Mais le combat attendu ne vint jamais. Lin Mo ne cligna même pas de l’œil, sa respiration restant inchangée.
Et encore, Lin Mo se retenait.
Tout le monde savait que l’étranglement dorsal était l’une des techniques de combat les plus efficaces — une fois appliqué, en sortir était quasi impossible.
Même Captain America adorait l’utiliser pour étrangler des robots — preuve directe de son efficacité dévastatrice.
Mais soudain, une main se referma sur le poignet de Liu Zheng.
Elle n’sembla pas exercer beaucoup de force, se contentant de rester posée légèrement avant de tirer doucement son bras vers l’arrière.
Liu Zheng se força de toutes ses forces pour resserrer l’étreinte, mais cette main avançait avec une force irrésistible, désengrangeant son bras millimètre par millimètre.
Ses yeux s’élargirent en voyant sa propre prise se desserrer.
D’un geste négligent, Lin Mo renvoya Liu Zheng s’asseoir sur sa chaise.
Liu Zheng sortit précipitamment son arme de poing et la braqua sur Lin Mo.
« J’admets que ta condition physique est impressionnante, mais peu importe ta force, peux-tu affronter un pistolet ? Tu ne comprends pas contre qui nous nous battons. Si le Vénérable du Nord Profond intervient, nous l’accueillerions volontiers. Mais toi ? Tu es encore trop jeune. »
Il était clair que Liu Zheng essayait de le décourager.
À ses yeux, Lin Mo restait un lycéen. Cette affaire était trop grave — il ne voulait pas qu’il s’y mêle.
Si le Vénérable du Nord Profond intervenait, cela suffirait.
Mais la seconde suivante, sa main tenant l’arme fut saisie.
Lin Mo avait réduit l’espace en un instant, ses doigts se refermant sur le poignet de Liu Zheng.
Une voix froide murmura à son oreille, faisant descendre un frisson le long de sa colonne vertébrale.
Il regarda le doigt de Lin Mo dégager la sécurité de son arme.
Clic.
« Et une dernière chose à retenir. »
L’index de Lin Mo pressa sur celui de Liu Zheng sur la détente, exerçant une pression constante.
Les pupilles de Liu Zheng rétrécirent au point d’en devenir des points. Il voulut résister, se dégager, mais son bras entier aurait pu être soudé à sa place — immuable.

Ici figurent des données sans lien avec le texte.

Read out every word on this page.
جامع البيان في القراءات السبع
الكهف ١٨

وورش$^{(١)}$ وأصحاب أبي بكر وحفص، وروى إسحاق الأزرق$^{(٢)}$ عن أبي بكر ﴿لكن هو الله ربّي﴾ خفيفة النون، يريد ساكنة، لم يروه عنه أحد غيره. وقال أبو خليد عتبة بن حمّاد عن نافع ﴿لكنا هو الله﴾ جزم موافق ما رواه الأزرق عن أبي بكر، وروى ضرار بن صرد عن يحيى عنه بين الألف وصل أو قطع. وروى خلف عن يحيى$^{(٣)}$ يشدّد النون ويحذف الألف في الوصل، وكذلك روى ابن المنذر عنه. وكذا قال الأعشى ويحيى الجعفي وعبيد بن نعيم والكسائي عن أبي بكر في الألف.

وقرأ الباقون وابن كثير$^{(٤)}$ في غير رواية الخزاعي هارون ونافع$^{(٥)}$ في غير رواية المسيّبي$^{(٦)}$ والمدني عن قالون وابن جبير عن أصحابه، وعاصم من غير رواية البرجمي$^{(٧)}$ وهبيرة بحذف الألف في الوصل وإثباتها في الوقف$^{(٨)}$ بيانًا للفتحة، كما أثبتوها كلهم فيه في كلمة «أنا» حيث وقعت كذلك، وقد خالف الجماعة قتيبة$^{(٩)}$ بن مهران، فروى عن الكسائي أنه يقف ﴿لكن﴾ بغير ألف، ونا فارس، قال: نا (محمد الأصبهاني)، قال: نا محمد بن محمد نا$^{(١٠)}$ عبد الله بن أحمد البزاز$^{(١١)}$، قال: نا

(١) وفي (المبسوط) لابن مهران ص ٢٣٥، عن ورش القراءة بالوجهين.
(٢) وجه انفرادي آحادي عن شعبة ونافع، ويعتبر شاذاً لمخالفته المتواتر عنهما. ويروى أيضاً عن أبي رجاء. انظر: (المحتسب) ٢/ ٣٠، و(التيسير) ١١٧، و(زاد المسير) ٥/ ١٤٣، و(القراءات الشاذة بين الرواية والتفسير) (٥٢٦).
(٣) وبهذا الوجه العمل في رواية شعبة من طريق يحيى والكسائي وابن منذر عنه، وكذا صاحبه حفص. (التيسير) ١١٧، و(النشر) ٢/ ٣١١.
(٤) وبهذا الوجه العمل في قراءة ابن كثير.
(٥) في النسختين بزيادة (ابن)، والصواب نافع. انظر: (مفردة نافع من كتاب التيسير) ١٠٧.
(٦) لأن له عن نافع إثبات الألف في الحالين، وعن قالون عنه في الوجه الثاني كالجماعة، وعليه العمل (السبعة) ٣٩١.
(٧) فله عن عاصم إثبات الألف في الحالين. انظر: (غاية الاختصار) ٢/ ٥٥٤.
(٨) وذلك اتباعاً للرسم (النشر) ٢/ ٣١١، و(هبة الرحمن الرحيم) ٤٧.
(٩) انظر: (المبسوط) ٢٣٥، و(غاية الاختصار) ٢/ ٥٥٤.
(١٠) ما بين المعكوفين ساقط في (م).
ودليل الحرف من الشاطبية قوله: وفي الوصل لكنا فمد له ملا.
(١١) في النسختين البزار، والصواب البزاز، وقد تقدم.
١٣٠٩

« « Face à toutes les disciplines martiales, aucune méthode n’est invincible — seule la vitesse reste indomptable. » »
« N’essaie pas— ! »
Bang !
Lin Mo projeta en arrière.
L’esprit de Liu Zheng sevida.
Venait-il juste de—tuer quelqu’un ? Tuer le disciple du Vénérable du Nord Profond ?!
Mais alors qu’il était encore en l’air, Lin Mo effectua une volte gracieuse et se posa sur ses pieds, aussi léger qu’une feuille qui tombe.
Une balle légèrement déformée tintinnula au sol, roulant là où elle avait ricoché sur sa poitrine — son uniforme scolaire n’avait pas été touché, pas même froissé.
« Ne t’inquiète pas pour le bruit. Le Maître a installé une barrière acoustique ici. Tu pourrais organiser un concert entier, aucune note ne s’en échapperait. »
Lin Mo s’épousseta la poitrine négligemment.
La bouche de Liu Zheng resta béante, assez grande pour y loger un œuf.